A comparative analysis reveals both conserved features and species-specific adaptations in SWEET transporters:

SWEET proteins are generally divided into four clades based on phylogenetic relationships, with different clades showing preferences for certain substrates (e.g., hexoses vs. sucrose). Functional studies of orthologous SWEET transporters across species could reveal evolutionary adaptation to different metabolic needs and environmental conditions across plant lineages.

What can mutational analysis reveal about structure-function relationships in SWEET5?

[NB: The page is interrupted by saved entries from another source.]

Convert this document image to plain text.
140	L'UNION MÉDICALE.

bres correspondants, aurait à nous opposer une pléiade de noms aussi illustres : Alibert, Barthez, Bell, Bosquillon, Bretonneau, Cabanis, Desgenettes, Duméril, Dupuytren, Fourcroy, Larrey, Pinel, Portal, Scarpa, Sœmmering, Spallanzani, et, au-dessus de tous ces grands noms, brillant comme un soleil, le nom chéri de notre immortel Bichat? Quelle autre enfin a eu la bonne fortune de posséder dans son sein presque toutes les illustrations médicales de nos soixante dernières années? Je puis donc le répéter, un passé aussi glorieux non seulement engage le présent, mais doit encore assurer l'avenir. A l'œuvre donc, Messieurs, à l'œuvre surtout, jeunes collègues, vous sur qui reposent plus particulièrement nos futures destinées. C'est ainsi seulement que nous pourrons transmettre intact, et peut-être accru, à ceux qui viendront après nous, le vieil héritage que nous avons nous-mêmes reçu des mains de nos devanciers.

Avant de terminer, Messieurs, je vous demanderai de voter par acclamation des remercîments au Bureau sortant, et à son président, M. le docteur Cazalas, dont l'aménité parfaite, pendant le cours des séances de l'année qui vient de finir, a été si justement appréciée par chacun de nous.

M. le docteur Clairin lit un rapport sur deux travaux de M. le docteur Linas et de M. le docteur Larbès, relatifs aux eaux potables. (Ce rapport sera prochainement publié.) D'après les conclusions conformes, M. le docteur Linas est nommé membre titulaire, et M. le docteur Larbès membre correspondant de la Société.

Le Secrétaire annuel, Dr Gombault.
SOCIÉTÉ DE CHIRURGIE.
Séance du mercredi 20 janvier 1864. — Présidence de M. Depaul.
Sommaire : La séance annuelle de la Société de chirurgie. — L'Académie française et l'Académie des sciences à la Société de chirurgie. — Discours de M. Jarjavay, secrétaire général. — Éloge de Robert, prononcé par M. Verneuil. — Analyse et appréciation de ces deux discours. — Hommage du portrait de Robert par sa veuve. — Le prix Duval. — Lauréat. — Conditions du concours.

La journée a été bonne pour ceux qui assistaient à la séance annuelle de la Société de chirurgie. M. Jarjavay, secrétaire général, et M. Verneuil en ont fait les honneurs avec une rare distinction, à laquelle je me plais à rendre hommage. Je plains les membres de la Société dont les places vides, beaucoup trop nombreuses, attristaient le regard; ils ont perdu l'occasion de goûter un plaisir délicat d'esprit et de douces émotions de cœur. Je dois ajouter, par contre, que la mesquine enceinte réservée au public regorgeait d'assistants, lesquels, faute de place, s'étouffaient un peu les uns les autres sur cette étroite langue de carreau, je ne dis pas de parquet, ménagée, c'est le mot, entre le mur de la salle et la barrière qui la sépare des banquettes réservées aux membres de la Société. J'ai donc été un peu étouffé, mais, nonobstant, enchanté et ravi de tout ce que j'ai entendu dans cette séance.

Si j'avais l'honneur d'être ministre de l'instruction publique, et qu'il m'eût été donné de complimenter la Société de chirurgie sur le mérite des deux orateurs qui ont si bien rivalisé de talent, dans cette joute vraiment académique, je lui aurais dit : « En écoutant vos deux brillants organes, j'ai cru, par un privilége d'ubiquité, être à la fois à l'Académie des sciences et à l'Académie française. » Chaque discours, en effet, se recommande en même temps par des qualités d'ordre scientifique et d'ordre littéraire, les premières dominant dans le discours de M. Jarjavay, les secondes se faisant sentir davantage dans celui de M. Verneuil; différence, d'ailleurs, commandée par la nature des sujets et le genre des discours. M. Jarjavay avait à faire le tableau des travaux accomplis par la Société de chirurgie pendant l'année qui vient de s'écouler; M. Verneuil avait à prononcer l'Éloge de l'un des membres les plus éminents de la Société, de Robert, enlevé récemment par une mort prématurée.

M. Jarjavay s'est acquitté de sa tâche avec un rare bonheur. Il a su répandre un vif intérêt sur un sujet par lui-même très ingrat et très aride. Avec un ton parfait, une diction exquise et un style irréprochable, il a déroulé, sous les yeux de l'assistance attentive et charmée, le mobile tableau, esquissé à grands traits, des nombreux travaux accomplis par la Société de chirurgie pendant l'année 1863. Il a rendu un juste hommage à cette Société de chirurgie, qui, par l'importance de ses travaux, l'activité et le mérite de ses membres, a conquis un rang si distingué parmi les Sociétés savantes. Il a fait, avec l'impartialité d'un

Systematic mutational analysis can provide crucial insights into SWEET5 structure-function relationships:

• Transmembrane domain mutations: Altering conserved residues in transmembrane domains can identify amino acids essential for pore formation and sugar recognition

• Extracellular/intracellular loop mutations: Modifications to connecting loops can reveal their roles in conformational changes during transport cycles

• Site-directed mutagenesis of conserved motifs: Targeting evolutionarily conserved sequences shared across SWEET transporters can identify functional motifs

• Chimeric protein analysis: Creating chimeras between SWEET5 and other SWEET transporters can map domains responsible for substrate specificity and transport efficiency

• Cysteine-scanning mutagenesis: Systematic replacement of residues with cysteine followed by accessibility studies can map the protein topology and identify pore-lining residues

Functional assays following mutagenesis should include transport assays, localization studies, and protein stability assessments to comprehensively characterize the effects of specific mutations.

How do environmental factors modulate SWEET5 expression and activity in rice?

Environmental factors likely influence SWEET5 expression and activity through complex regulatory networks:

• Sugar availability: Feedback regulation may occur where changes in cellular sugar levels affect SWEET5 expression

• Abiotic stress responses: Drought, salinity, and temperature extremes may alter SWEET5 expression as part of adaptive carbohydrate partitioning

• Developmental cues: Expression patterns likely change during key developmental transitions, particularly during reproductive development and grain filling

• Diurnal patterns: Day/night cycles may influence expression patterns in coordination with photosynthetic activity

• Hormonal regulation: Plant hormones such as auxin, abscisic acid, and gibberellins may modulate SWEET5 expression

Experimental approaches to study these regulatory mechanisms include:

• Transcriptional analysis under various environmental conditions

• Promoter-reporter studies to identify condition-specific enhancers/silencers

• Chromatin immunoprecipitation to identify transcription factors binding to the SWEET5 promoter

• Metabolomic analysis correlated with expression data to identify metabolite-based feedback mechanisms

Understanding these regulatory networks could inform strategies to optimize SWEET5 activity under varying environmental conditions for improved crop performance.